Certo non valgono nella chiesa i concorsi guerreggiati per la rivendicazione dei meriti, anche perché contribuiscono ai risultati non soltanto le valide impostazioni, ma anche i fattori d’ambiente e le circostanze favorevoli che possono suscitarsi spontanee nel tempo, ma pure è indubbio che, come non è la sua superficie d’area a legittimare l’esistenza della Città del Vaticano sulla scena diplomatica internazionale, così non possono essere algide evidenze statistiche a determinare, in un contesto storico da conoscere e attraversare nel profondo, un diritto ad “esserci” ancora, per nuove progettualità e applicazioni non per fiacche ripetitività, nel sistema diocesano nazionale. E s’intenda: ad esserci per l’originalità propositiva interna ad una più vasta catena capace di accogliere e raccogliere dalla sorella minore. 

Perché oggi potrebbe parlare la multipolarità operativa della Caritas alerese – in patria e fuori, fino nei continenti più lontani – per dimostrare che la profezia non è stata soltanto quella del vescovo Pilo o del vescovo Tedde, e che la profezia – la profezia! – legittima ancora lo status di cattedrale d’una chiesa che pur era nata, come storicamente è provato, lontano dal villaggio, per poi chiamarlo a sé il villaggio, il villaggio attorno al tabernacolo, il villaggio servito nella sue necessità umane e spirituali da un bastone pastorale fattosi appassionato strumento di guida e protezione. Anticipazioni e profezie come quelle della lettera “In paupertate” del 1949, come oggi sono le sperimentazioni sinodali delle unità pastorali, modello destinato ad imporsi a più vaste platee oltre la Marmilla, il Terralbese o il medio Campidano, rivelandosi per le intime virtù comunitarie certo assai in sovrappiù che per l’adeguatezza di risposta ad un bisogno d’accompagnamento. 

Contro l’usura vampiresca i monti frumentari e di pietà, contro le diseguaglianze insopportabili perfino nell’amministrazione dei sacramenti e contro la diserzione delle pubbliche istituzioni dai bisogni popolari e delle giovani generazioni… per il soccorso delle sementi nelle campagne, per le scuole ad Ales (il comprensivo San Giovanni Bosco: media, ginnasio, magistrale, poi anche il corso professionale) e San Gavino (giusto il bis della Beata Vergine della Speranza), a Guspini (la media Contardo Ferrini)… Il collegio vescovile San Domenico Savio per l’accoglienza di marmillesi e non solo, la santa fantasia al servizio di tutti, l’iniziativa organizzativa calata negli anni duri e lenti successivi alla guerra, ai lutti e agli scompaginamenti famigliari. Tutto si tiene, com’era stato due secoli prima, nell’opera dei vescovi Beltran, Manunta, Cugia… e Pilo.  

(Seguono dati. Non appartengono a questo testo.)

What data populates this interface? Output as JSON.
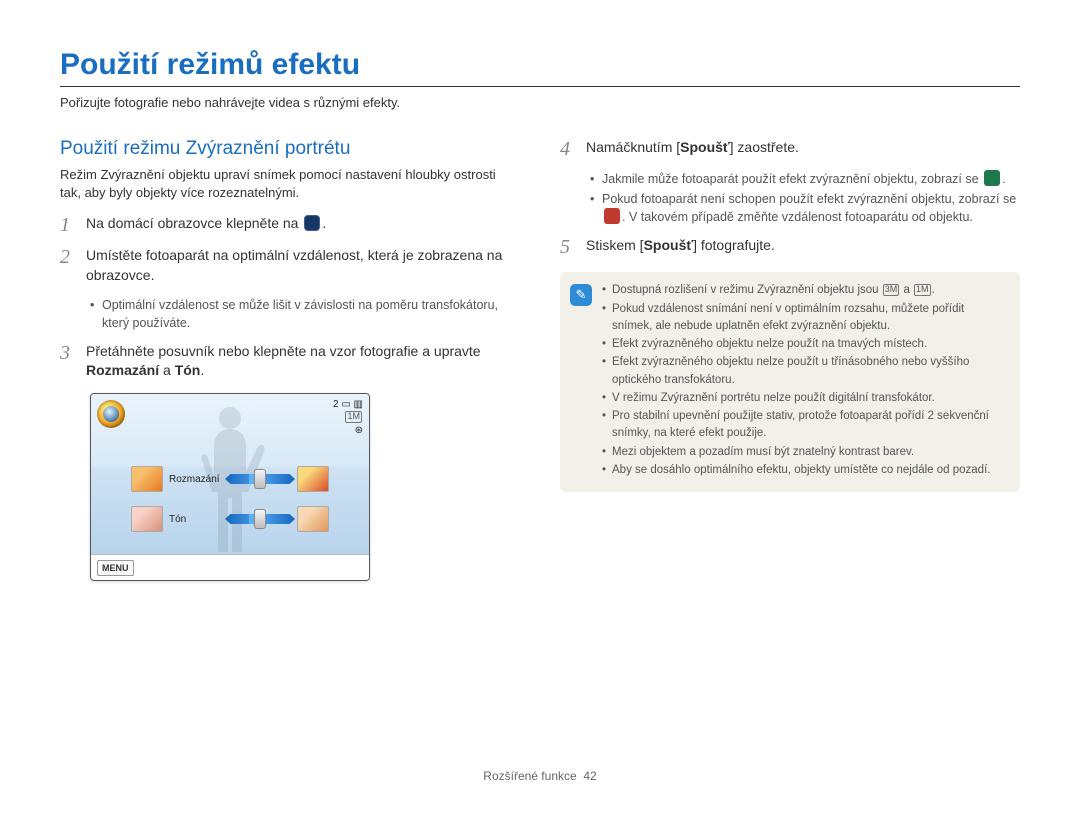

E’ un andare e venire: metti l’associazionismo incoraggiato dal vescovo Emanuelli, vero polmone di socialità e promozione anche civile, pur con tutti i limiti di epoche sfortunate, in paesi altrimenti costretti ad infecondi individualismi e meste solitudini. La storia vissuta può entrare nel giudizio di merito (circa la sorte alerese) dei monsignori dell’apparato CEI?

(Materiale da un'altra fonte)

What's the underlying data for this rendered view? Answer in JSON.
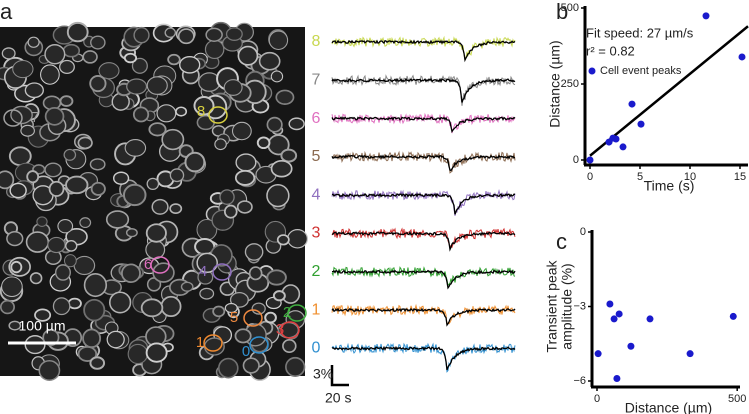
{
  "panel_labels": [
    "a",
    "b",
    "c"
  ],
  "image": {
    "scale_bar": "100 µm",
    "rois": [
      {
        "label": "7",
        "color": "#a0a0a0"
      },
      {
        "label": "8",
        "color": "#d8d040"
      },
      {
        "label": "6",
        "color": "#e070c0"
      },
      {
        "label": "4",
        "color": "#9070c0"
      },
      {
        "label": "5",
        "color": "#f08a40"
      },
      {
        "label": "2",
        "color": "#40b040"
      },
      {
        "label": "3",
        "color": "#e04040"
      },
      {
        "label": "1",
        "color": "#f08a30"
      },
      {
        "label": "0",
        "color": "#3090d0"
      }
    ]
  },
  "traces": {
    "labels": [
      "8",
      "7",
      "6",
      "5",
      "4",
      "3",
      "2",
      "1",
      "0"
    ],
    "colors": [
      "#c8d850",
      "#888888",
      "#e070c0",
      "#8b6a50",
      "#9070c0",
      "#d03030",
      "#30a030",
      "#f09030",
      "#3090d0"
    ],
    "scale_y": "3%",
    "scale_x": "20 s"
  },
  "chart_data": [
    {
      "type": "scatter",
      "x_label": "Time (s)",
      "y_label": "Distance (µm)",
      "annotations": [
        "Fit speed: 27 µm/s",
        "r² = 0.82"
      ],
      "series": [
        {
          "name": "Cell event peaks",
          "color": "#1a1acc",
          "x": [
            0,
            1.9,
            2.3,
            2.6,
            3.3,
            4.2,
            5.1,
            11.6,
            15.2
          ],
          "values": [
            0,
            59,
            72,
            69,
            43,
            184,
            118,
            474,
            339
          ]
        }
      ],
      "fit": {
        "x": [
          0,
          15.8
        ],
        "y": [
          14,
          440
        ]
      },
      "xlim": [
        0,
        15.8
      ],
      "ylim": [
        0,
        500
      ],
      "xticks": [
        0,
        5,
        10,
        15
      ],
      "yticks": [
        0,
        250,
        500
      ]
    },
    {
      "type": "scatter",
      "x_label": "Distance (µm)",
      "y_label": [
        "Transient peak",
        "amplitude (%)"
      ],
      "series": [
        {
          "name": null,
          "color": "#1a1acc",
          "x": [
            4,
            46,
            61,
            79,
            121,
            71,
            189,
            332,
            486
          ],
          "values": [
            -4.9,
            -2.9,
            -3.5,
            -3.3,
            -4.6,
            -5.9,
            -3.5,
            -4.9,
            -3.4
          ]
        }
      ],
      "xlim": [
        0,
        510
      ],
      "ylim": [
        -6,
        0
      ],
      "xticks": [
        0,
        500
      ],
      "yticks": [
        {
          "value": -6,
          "label": "−6"
        },
        {
          "value": -3,
          "label": "−3"
        },
        0
      ]
    }
  ]
}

Con il policentrismo e l’intersocialità pastorale, il risolutivo interventismo in agricoltura così come nella scuola, l’evangelica riforma tariffaria così ampiamente anticipatrice della riflessione conciliare del parigino cardinale Feltin (presidente di Pax Christi) e l’attuale operatività delle fraternità pastorali in felice rimedio delle avarizie vocazionali (di tradizione), la Caritas radiale, di rimandi perfino intercontinentali – fino al Ciad e alla Tanzania all’Honduras e all’Argentina –, l’inimmaginabile rete solidaristica fra centri d’ascolto, comunità di varia tipologia, cooperative di rinforzo lavorativo mai disgiunto da un messaggio pedagogico, Ales – che vuol dire anche Villacidro e Guspini, Lunamatrona e Tuili, Mogoro e Terralba, San Gavino e Sardara, e metti tutti gli altri centri della Giara e del Linas, di su e di giù – si racconta, presentandosi al giudizio. Cuore interprovinciale della Sardegna meridionale e centrale, potrebbe costituire, nei nuovi assetti delle circoscrizioni ecclesiastiche sarde cui si lavora, un modello non da sacrificare, piuttosto da studiare e rilanciare. Perché l’originalità dei poveri, nel fare e nel pensare, è vincente sempre.